Both "High-Needs" Patients and Facility Leaders Praise VA's Intensive Primary Care Pilot Program
To address the needs of complex, “high-needs” patients, healthcare systems have piloted “intensive primary care” (IPC) programs that facilitate care coordination, provide care management and additional social services, and aim to engage patients and caregivers in their healthcare. While IPC programs have shown promise, quantitative evaluations in both VA and non-VA settings suggest that few have reduced healthcare use, cost, and mortality beyond usual care. However, it is likely that patients may benefit from IPC programs in other ways. This qualitative evaluation explored the perspectives of patients and healthcare facility leaders to identify additional important outcomes that could augment utilization and cost studies of IPC programs for high-needs patients. In 2014, VA’s Office of Primary Care funded five sites to develop and implement their own IPC programs. Investigators in this study conducted phone interviews with high-needs patients (n=51) and primary care facility leaders (n=15) at these five pilot sites in Georgia, North Carolina, Ohio, Wisconsin, and California. Patients were eligible to participate in study interviews if they had at least four encounters with the IPC team and at least one in the previous month.

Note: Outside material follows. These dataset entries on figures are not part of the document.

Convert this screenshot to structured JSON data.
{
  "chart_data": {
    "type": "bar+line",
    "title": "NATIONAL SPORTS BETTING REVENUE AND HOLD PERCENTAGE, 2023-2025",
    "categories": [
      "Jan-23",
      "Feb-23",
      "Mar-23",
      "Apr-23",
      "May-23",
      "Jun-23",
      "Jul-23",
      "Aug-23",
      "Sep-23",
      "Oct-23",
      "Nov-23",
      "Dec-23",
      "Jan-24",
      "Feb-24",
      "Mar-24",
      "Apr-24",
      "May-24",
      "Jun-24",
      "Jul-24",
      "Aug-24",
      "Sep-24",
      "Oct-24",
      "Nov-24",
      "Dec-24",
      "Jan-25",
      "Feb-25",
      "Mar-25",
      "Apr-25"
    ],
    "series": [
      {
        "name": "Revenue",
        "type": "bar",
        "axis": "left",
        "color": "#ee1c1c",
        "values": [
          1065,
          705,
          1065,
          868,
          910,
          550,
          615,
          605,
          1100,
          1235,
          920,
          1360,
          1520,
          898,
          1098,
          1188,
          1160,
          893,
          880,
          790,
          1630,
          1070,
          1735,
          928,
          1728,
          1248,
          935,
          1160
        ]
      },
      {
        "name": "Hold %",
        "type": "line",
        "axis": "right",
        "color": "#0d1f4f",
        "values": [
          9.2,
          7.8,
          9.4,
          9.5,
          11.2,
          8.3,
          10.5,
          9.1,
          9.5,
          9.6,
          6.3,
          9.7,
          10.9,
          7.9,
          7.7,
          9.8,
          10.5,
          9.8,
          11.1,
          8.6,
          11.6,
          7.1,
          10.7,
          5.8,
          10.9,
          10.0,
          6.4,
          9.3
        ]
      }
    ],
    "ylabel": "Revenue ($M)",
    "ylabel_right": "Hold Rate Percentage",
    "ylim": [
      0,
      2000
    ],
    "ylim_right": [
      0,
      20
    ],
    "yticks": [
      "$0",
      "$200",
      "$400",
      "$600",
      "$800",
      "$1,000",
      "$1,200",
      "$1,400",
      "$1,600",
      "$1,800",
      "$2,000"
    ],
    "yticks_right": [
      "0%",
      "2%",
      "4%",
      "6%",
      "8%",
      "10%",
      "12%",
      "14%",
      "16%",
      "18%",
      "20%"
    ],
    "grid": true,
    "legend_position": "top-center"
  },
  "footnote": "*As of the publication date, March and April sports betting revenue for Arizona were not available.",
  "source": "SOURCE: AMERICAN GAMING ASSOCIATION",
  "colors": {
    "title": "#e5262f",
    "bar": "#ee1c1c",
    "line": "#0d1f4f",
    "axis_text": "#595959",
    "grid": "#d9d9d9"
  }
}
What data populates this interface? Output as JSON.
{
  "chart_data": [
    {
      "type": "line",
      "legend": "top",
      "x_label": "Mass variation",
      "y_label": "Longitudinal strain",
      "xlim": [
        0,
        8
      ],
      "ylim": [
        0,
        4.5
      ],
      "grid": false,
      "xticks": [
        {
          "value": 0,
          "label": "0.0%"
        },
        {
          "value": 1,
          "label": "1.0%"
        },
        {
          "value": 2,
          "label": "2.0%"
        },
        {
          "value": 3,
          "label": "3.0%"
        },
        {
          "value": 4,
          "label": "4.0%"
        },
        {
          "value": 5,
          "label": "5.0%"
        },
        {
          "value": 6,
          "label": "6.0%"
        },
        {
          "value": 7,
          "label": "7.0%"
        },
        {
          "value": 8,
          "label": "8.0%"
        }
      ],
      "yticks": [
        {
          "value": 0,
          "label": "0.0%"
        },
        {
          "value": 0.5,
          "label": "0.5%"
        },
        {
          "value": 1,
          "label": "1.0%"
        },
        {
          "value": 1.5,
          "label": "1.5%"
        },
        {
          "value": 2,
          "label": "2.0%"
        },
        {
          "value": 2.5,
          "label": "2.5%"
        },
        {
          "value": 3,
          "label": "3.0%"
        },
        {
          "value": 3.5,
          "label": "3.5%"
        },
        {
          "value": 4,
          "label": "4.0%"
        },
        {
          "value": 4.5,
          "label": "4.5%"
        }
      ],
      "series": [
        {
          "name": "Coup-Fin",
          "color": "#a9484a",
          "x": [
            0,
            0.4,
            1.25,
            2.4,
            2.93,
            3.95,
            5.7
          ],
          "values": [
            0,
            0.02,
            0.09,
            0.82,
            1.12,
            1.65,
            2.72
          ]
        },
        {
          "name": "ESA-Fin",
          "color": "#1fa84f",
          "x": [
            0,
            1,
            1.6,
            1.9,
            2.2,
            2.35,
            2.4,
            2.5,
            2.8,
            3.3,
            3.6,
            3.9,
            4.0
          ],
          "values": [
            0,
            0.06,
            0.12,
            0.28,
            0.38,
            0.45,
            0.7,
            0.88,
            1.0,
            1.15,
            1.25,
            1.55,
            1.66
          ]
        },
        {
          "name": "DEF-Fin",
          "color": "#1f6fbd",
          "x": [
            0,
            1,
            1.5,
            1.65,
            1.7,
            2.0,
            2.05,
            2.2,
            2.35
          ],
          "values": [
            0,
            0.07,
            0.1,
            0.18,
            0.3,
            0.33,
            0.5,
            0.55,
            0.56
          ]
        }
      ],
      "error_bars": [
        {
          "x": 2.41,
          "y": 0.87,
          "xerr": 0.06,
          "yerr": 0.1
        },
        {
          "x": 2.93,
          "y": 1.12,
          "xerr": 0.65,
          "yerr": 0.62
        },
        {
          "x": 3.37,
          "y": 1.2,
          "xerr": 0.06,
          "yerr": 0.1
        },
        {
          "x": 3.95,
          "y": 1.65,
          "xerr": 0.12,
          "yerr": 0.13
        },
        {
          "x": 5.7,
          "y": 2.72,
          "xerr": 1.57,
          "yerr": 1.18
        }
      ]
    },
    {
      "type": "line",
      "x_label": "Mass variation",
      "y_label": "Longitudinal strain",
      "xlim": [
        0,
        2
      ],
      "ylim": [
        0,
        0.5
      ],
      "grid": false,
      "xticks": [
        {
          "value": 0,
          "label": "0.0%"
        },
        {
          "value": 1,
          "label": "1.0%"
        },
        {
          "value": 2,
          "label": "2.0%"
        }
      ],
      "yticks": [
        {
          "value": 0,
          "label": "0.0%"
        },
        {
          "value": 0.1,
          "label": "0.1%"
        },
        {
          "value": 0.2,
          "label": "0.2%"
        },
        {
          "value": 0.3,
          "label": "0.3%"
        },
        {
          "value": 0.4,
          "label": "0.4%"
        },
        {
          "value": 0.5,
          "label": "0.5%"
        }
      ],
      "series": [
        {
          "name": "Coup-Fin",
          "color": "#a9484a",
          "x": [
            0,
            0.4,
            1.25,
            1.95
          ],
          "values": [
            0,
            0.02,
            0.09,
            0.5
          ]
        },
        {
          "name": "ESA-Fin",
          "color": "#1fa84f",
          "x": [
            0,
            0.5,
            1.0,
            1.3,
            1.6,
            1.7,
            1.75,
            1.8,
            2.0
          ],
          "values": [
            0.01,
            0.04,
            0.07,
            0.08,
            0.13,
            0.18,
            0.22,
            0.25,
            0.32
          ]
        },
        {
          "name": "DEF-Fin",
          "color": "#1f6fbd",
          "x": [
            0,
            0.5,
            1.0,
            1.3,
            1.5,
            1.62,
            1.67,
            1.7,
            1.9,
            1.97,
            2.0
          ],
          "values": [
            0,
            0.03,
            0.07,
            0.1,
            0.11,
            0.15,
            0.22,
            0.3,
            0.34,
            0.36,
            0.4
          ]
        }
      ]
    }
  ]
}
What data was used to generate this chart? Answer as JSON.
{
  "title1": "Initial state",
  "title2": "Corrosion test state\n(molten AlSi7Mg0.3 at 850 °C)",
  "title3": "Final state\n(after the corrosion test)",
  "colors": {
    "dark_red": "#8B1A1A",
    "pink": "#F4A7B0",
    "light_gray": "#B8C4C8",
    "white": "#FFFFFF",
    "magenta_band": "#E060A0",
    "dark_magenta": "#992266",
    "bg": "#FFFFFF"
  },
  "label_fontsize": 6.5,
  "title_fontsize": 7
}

- IPC programs can improve patient experience, engagement, and quality of care. Patients perceived improvements in their experience of VA care, including improved patient-provider relationships and access to their healthcare team. Primary care leaders also observed greater proactive patient engagement with the IPC team, increased motivation for health behavior change and self-care, and improvements in patient health behaviors, physical and mental health, and social needs.
- Many patients emphasized the importance of relationships, communication with their providers, and access to care and providers. Patients frequently reported feeling a sense of connection with their IPC team because they could rely on them for support with health and non-health-related issues.
- Some patients noted physical improvements in health, and patients also cited improvements in health behaviors (i.e., lifestyle changes and medication adherence).
- Despite benefits, patients and providers noted how some patient health characteristics (e.g., chronic health conditions) and contextual factors (e.g., housing insecurity) may have limited the effectiveness of the program on healthcare costs and utilization.
- IPC programs may yield benefits beyond healthcare cost and use, including improved quality of care, patient satisfaction, quality of life, and patient health behaviors. Future IPC program evaluations should consider examining IPC’s effect on these outcomes in addition to cost and use.
- Results suggesting improved patient health behaviors were based on patients’ and facility leaders’ subjective perceptions and not on objective health outcomes.
- Family caregivers were not interviewed but may have experienced improved outcomes from IPC.
Drs. Wong, Katz, Stockdale, Ong, and Chang are part of HSR&D’s Center for the Study of Healthcare Innovation, Implementation & Policy (CSHIIP).
Wong M, Luger T, Katz M, et al. Outcomes that Matter: High-Needs Patients’ and Primary Care Leaders’ Perspectives on an Intensive Primary Care Pilot. Journal of General Internal Medicine. May 13, 2021; online ahead of print.